Untraditional Neoclassical Combination
Equates to Elegant Family Home in Bridgeport
January, 2007 - Issue #27
Caution: This story and the accompanying photographs may inspire intense envy. This 3,100-square-foot home in Bridgeport, occupied by the Melin family, is one worthy of more positive adjectives than the average computer thesaurus contains. But what might be the proverbial frosting on designer Annette Melin's already delicious cake can be summarized in her own words: "This is very nice, but you should have seen the other house. It was to die for."

You see, this home is only a temporary rest stop for the Melin family as they search high and low for their dream home. The rental has been filled with the laughter of little Michael, 4, and Sara, a year and a half, for what amounts to less than twelve turns of the calendar.

You see, Annette, originally from Glendale, and husband Gilbert, who hails from New York, are in pursuit of a 5,000 square foot Mediterranean estate featuring wrought iron and marble. The search has been arduous and isn't near complete. Thus, the rental in Bridgeport, a four-bedroom, four-bathroom pad that contains a home office and formal dining room, is a nest with an indefinite lifespan. But for this family, living in a rental house doesn't mean that it shouldn't feel like home.

Comfort was a factor when selecting her home's signature pieces, says Annette. So much so, in fact, that the entire square footage's many colors, decor items and furniture selections were conceived based on the coziest of accessories: a pillow.

"A favorite pillow of mine has a neoclassical print. Very monochromatic. So the home has a very neoclassical country feeling. Everything is gold, black or ivory, except for the kids' rooms. In order to achieve the look I was going for, many of the pieces had to be custom, but I also was able to make many of my purchases locally," says Annette.

Her knack for selecting just the right piece did not come from spending time in a formal classroom; much of her expertise came from watching Mom. "My mother had no formal training and has been featured in 'Architectural Digest' and lots of other home-related publications. I learned a lot from her, and I also study other people's homes and styles by looking at magazines."

For now, Annette is content to work on her own space, but that won't be the case for much longer. "I'm starting a business that will help people design and accessorize their homes. I want people to know that they can have a beautiful house without spending a lot of money."

As for her own home, warmth, sophistication and a family-centered feel are the qualities Annette hopes to convey. "I love elegance, but not in a traditional way. We teach our kids to take off their shoes and to not eat on the couch, but the home is still livable. It's an elegant, sophisticated family home."

One doesn't need to travel far into the home to come upon Annette's untraditional selections.
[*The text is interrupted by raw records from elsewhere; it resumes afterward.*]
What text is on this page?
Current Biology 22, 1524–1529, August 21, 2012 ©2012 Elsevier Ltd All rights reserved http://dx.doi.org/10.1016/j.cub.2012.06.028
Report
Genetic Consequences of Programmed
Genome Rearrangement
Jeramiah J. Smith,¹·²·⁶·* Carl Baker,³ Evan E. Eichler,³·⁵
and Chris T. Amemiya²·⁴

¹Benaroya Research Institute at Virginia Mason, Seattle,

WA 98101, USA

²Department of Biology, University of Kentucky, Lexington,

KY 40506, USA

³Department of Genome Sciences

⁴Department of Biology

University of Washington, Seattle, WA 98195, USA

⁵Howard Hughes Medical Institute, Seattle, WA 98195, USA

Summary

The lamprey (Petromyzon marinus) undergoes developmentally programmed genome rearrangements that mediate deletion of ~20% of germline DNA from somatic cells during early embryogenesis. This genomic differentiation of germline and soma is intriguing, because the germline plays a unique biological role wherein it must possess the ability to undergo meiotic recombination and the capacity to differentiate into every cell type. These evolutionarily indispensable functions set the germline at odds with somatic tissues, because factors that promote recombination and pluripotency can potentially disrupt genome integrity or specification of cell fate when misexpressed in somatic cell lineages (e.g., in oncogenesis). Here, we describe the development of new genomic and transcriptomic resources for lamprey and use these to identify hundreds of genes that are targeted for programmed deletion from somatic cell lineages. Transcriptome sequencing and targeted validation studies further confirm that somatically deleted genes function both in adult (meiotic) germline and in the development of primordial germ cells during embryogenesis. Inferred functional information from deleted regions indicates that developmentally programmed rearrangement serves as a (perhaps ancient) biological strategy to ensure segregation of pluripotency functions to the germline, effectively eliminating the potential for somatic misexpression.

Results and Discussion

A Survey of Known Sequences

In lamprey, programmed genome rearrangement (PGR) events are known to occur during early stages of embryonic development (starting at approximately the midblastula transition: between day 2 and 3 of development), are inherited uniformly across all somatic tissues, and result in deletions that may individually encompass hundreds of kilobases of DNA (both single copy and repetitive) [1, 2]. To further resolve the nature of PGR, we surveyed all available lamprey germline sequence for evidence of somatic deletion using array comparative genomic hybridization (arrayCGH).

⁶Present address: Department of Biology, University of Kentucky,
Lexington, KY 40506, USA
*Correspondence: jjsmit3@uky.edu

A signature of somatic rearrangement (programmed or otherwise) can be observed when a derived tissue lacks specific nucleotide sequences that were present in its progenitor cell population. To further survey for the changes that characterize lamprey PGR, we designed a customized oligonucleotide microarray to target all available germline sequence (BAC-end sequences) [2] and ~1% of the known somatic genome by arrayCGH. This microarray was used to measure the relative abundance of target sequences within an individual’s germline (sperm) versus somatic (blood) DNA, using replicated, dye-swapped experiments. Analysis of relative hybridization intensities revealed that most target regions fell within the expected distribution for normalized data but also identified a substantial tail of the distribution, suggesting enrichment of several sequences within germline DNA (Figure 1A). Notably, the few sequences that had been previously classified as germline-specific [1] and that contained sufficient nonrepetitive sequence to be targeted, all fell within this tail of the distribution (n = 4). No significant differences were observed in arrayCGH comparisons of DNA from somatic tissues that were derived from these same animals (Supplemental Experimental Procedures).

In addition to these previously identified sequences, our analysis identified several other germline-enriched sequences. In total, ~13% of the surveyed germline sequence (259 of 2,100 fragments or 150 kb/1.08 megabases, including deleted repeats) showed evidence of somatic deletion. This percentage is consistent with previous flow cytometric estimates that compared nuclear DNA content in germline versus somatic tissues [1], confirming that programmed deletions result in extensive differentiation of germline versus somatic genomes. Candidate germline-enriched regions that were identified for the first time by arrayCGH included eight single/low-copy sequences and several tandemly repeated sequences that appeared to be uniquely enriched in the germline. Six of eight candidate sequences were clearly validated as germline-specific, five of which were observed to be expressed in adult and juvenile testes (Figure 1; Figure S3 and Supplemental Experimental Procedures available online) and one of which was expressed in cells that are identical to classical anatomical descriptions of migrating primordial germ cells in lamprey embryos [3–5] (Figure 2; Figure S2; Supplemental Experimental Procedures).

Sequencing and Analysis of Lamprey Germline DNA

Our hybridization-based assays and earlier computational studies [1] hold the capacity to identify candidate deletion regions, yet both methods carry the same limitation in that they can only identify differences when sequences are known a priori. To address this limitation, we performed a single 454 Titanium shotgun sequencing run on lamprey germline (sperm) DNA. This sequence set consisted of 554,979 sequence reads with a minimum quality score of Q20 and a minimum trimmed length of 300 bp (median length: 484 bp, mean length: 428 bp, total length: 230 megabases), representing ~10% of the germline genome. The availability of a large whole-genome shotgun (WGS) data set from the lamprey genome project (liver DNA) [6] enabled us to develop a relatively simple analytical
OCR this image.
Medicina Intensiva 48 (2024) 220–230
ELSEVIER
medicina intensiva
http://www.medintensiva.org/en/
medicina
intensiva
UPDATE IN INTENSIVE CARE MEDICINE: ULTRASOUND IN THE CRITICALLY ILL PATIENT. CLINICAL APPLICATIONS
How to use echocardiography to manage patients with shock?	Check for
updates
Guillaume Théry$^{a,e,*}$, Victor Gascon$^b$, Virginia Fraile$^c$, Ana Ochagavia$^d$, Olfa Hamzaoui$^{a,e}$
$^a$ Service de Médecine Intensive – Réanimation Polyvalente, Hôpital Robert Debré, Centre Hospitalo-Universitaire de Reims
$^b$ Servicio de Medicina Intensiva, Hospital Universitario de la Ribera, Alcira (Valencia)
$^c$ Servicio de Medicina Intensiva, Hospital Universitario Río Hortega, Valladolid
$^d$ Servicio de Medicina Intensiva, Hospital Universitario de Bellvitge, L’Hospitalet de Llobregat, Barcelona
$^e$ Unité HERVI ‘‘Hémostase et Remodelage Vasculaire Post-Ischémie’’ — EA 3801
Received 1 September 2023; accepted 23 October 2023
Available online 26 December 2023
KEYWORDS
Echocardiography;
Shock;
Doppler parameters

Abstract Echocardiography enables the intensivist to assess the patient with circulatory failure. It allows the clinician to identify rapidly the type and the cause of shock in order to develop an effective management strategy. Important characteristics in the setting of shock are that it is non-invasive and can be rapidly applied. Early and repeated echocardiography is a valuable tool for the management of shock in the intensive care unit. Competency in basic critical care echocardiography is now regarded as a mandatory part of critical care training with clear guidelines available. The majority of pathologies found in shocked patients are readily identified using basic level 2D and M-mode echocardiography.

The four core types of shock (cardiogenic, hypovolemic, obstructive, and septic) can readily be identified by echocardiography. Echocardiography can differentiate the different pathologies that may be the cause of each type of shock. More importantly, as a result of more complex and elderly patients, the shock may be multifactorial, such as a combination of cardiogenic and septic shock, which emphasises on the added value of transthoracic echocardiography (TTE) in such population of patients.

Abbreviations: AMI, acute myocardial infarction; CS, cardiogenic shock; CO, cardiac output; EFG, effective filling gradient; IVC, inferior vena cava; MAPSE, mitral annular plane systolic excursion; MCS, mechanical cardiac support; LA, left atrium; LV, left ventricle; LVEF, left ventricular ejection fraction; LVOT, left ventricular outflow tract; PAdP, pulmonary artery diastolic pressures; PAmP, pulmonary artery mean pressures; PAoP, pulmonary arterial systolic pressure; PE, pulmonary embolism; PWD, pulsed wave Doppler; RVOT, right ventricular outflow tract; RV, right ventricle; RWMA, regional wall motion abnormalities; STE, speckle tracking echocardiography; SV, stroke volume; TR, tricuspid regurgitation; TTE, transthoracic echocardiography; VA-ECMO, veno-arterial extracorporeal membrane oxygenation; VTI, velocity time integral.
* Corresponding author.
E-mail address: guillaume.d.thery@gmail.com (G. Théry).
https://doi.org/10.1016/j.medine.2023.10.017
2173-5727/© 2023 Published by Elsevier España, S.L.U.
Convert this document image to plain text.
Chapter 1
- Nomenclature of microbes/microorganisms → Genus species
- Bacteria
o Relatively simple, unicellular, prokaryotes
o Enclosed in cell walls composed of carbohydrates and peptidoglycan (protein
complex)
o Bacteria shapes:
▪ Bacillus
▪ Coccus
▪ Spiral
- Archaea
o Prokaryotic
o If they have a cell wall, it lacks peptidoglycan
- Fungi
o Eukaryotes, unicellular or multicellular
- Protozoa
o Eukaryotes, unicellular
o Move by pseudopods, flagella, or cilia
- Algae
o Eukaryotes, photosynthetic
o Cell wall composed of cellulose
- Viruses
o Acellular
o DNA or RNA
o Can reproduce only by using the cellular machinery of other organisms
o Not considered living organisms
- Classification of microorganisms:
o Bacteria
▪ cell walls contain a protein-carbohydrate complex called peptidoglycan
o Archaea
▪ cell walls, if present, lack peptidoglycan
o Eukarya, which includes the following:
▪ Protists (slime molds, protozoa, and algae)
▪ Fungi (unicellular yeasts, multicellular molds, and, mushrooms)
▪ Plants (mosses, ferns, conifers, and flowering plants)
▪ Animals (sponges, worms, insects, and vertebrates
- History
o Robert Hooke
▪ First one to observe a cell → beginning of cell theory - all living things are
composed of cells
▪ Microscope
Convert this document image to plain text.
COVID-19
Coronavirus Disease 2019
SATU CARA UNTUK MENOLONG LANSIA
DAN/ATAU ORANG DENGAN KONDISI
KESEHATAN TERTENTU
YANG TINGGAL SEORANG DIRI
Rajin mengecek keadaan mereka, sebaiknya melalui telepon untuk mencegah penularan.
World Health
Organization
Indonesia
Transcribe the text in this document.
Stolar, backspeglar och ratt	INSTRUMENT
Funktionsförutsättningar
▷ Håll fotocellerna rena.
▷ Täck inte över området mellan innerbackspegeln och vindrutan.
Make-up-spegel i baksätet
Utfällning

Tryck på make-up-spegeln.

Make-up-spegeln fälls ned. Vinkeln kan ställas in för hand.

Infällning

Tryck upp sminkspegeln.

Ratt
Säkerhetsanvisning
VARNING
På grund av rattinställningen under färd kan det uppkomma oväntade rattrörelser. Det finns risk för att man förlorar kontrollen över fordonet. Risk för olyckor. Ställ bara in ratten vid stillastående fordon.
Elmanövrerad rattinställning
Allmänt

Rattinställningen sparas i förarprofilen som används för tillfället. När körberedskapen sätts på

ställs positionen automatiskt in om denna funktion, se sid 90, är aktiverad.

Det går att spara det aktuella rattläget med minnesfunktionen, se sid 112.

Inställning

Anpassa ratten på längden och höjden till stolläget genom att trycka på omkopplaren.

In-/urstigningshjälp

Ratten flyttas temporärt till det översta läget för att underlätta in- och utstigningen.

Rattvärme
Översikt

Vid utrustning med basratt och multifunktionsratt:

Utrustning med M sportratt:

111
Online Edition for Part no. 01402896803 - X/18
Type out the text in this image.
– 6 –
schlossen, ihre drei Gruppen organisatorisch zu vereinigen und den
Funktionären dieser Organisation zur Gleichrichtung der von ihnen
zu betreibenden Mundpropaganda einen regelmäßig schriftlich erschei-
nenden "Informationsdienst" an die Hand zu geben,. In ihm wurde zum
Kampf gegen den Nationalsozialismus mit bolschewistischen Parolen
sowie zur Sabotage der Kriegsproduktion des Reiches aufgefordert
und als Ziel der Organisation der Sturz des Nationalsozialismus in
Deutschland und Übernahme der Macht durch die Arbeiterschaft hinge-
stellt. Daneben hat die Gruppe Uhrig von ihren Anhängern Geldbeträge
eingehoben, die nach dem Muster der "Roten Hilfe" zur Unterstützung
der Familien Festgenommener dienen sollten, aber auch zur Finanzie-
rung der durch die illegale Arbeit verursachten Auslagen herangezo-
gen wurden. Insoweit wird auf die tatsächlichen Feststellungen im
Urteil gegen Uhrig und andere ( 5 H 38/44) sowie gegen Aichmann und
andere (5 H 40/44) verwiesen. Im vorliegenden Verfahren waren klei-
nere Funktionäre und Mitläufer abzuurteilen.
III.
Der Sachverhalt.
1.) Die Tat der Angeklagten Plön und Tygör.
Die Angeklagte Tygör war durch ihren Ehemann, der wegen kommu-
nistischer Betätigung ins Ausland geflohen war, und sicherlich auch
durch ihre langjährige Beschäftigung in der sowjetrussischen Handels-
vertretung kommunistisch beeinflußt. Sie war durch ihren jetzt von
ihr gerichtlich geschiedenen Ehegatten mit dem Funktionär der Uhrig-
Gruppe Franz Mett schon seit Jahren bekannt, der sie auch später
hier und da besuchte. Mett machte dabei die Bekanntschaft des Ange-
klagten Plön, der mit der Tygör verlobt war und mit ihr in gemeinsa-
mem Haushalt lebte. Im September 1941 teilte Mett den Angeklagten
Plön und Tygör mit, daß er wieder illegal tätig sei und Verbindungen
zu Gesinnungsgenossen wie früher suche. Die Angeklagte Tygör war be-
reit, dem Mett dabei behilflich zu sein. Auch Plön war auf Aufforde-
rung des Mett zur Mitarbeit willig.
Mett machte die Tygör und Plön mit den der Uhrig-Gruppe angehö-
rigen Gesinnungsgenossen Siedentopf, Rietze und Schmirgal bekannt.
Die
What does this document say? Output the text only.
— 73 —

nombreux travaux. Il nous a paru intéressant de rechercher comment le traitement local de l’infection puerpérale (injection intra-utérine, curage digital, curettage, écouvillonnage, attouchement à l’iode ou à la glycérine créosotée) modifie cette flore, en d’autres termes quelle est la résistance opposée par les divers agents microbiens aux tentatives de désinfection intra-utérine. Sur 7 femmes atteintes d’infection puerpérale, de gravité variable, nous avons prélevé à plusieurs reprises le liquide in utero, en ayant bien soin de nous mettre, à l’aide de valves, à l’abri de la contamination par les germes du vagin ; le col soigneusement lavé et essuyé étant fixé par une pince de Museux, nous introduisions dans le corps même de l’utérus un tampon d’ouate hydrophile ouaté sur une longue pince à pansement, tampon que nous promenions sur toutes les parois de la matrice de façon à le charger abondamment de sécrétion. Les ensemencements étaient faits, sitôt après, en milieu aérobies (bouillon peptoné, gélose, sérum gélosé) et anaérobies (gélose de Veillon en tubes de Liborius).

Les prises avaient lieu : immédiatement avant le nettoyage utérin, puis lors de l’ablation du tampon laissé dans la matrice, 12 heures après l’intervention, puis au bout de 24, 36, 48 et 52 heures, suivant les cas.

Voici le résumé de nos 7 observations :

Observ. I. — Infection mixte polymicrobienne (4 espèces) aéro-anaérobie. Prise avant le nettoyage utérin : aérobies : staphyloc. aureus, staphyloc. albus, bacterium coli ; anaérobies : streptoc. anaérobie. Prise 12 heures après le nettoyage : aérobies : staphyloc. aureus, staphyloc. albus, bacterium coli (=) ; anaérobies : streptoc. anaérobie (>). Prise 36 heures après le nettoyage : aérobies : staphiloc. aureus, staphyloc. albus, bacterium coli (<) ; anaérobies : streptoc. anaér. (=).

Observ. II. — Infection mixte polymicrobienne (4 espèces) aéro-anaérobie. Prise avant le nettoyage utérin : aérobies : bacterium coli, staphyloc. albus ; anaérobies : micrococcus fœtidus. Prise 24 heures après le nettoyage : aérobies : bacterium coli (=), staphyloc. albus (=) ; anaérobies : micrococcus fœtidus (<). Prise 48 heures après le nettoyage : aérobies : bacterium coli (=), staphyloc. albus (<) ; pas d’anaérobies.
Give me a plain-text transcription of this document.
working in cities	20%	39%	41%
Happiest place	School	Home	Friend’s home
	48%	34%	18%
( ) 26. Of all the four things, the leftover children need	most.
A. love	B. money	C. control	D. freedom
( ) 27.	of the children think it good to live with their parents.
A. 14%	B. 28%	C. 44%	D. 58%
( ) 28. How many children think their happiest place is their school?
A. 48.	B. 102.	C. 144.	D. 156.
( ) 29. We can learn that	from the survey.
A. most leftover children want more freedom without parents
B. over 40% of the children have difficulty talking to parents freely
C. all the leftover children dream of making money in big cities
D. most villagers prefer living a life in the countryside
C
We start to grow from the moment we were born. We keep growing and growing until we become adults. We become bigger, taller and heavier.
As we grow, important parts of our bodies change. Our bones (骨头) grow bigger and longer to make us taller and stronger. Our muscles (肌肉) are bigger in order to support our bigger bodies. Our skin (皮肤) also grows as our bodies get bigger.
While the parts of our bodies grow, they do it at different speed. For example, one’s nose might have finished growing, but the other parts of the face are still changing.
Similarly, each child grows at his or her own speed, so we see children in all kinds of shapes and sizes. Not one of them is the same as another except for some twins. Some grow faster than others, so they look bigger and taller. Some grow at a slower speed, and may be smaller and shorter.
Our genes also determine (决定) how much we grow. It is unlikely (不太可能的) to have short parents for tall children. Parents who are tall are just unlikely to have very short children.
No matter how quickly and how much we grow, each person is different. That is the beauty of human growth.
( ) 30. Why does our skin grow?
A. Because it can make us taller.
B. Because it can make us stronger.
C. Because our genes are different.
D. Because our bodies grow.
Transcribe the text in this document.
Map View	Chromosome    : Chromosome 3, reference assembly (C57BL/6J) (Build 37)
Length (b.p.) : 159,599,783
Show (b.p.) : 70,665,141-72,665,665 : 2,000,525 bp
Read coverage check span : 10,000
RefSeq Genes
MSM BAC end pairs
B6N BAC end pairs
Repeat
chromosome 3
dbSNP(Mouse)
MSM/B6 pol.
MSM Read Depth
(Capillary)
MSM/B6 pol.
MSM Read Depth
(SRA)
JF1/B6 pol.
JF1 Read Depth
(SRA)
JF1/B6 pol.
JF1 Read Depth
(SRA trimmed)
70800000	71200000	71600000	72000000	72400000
For example, lingerie-clad ceramic figures, seemingly inspired by 1950s-era pinup girls, adorn the wall in the laundry room. "It's a sexy laundry room," she jokingly exclaims. "Really, though, it's about adding touches of whimsy throughout the home. It's about not taking yourself too seriously."

Even though the space might not officially be owned by the family, Annette has made it hers through careful attention to detail. When it comes to decorating, says Annette, "it's about choosing the right paint, maybe changing the arrangement of pictures, using furniture in different ways; whatever it takes to make key items pop." In her experience, "People don't always know how to use accessories in the right way. It's not about buying new things; stuff might just be in the wrong place."

As for her favorite room in her Bridgeport home, the answer is an easy one. "Sara's room is in one word: delicious. I can just sit in there forever. Every person who comes over wants the room for themselves. It's the most amazing room to be in; the color, the fabrics, the chandelier... It's so sensory oriented; it's almost like you'd want to 'eat' the room! It's very 'wow' and it would be my bedroom if only my husband would go for pink," she says.

Another benefit of the nursery: It can grow with Sara. "When my son was little, I made the mistake of making his nursery so 'baby' that he was too old for it after a year. With this room, we can keep the canopy and use it over a twin bed when she's ready. With just a few minor adjustments, I think this room will get her into nearly her teen years," says Annette.